A typical PC runs a x86 CPU, Intel's CPUs can perform the locking entirely on the caches:
if the area of memory being locked during a LOCK operation is
cached in the processor that is performing the LOCK operation as write-back memory and is completely contained
in a cache line, the processor may not assert the LOCK# signal on the bus.
Instead, it will modify the memory location internally and allow it’s cache coherency mechanism to ensure that the operation is carried out atomically.
This
operation is called “cache locking.”
The cache coherency mechanism automatically prevents two or more processors that have cached the same area of memory from simultaneously modifying data in that area.
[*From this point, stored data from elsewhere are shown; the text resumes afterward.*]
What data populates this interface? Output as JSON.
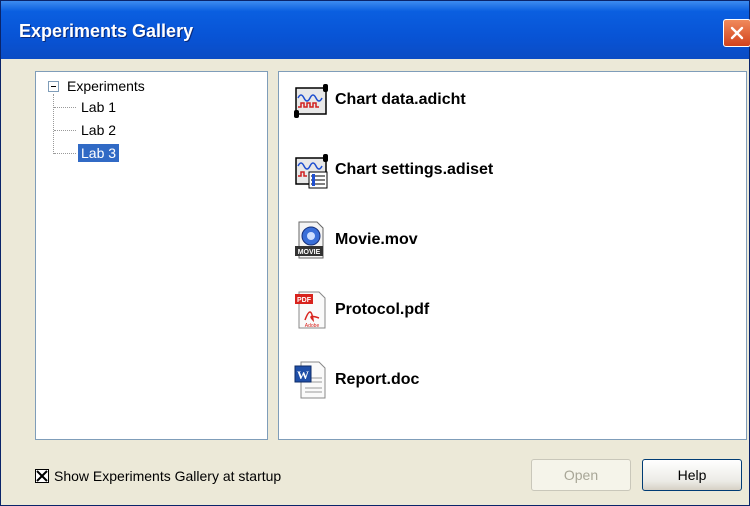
{
  "window": {
    "title": "Experiments Gallery"
  },
  "tree": {
    "root_label": "Experiments",
    "items": [
      {
        "label": "Lab 1",
        "selected": false
      },
      {
        "label": "Lab 2",
        "selected": false
      },
      {
        "label": "Lab 3",
        "selected": true
      }
    ]
  },
  "files": [
    {
      "name": "Chart data.adicht",
      "icon": "chart-data-icon"
    },
    {
      "name": "Chart settings.adiset",
      "icon": "chart-settings-icon"
    },
    {
      "name": "Movie.mov",
      "icon": "quicktime-movie-icon"
    },
    {
      "name": "Protocol.pdf",
      "icon": "pdf-icon"
    },
    {
      "name": "Report.doc",
      "icon": "word-document-icon"
    }
  ],
  "footer": {
    "show_at_startup_label": "Show Experiments Gallery at startup",
    "show_at_startup_checked": true,
    "open_label": "Open",
    "help_label": "Help"
  },
  "colors": {
    "titlebar": "#0854d6",
    "selection": "#316ac5",
    "close_button": "#d2421c"
  }
}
From Intel Software Developer Manual 3, Section 8.1.4
The cache coherence mechanism is a variation of the MESI protocol.
In such protocol before a CPU can write to a cached location, it must have the corresponding line in the Exclusive (E) state.
This means that only one CPU at a time has a given memory location in a dirty state.
When other CPUs want to read the same location, the owner CPU will delay such reads until the atomic operation is finished.
It then follows the coherence protocol to either forward, invalidate or write-back the line.
In the above scenario a lock can be performed faster than an uncached load.
Those times however are a bit off and surely outdated.
They are intended to give an order, along with an order of magnitude, among the typical operations.
The timing for an L1 hit is a bit odd, it isn't faster than the typical instruction execution (which by itself cannot be described with a single number).
The Intel optimization manual reports, for an old CPU like Sandy Bridge, an L1 access time of 4 cycles while there are a lot of instructions with a latency of 4 cycles of less.
I would take those numbers with a grain of salt, avoiding reasoning too much on them.
The lesson Norvig tried to teach us is: hardware is layered, the closer (from a topological point of view1) to the CPU, the faster.
So when parsing a file, a programmer should avoid moving data back and forth to a file, instead it should minimize the IO pressure.
The some applies when processing an array, locality will improve performance.
Note however that these are technically, micro-optimisations and the topic is not as simple as it appears.
1 In general divide the hardware in what is: inside the core (registers), inside the CPU (caches, possibly not the LLC), inside the socket (GPU, LLC), behind dedicated bus devices (memory, other CPUs), behind one generic bus (PCIe - internal devices like network cards), behind two or more buses (USB devices, disks) and in another computer entirely (servers).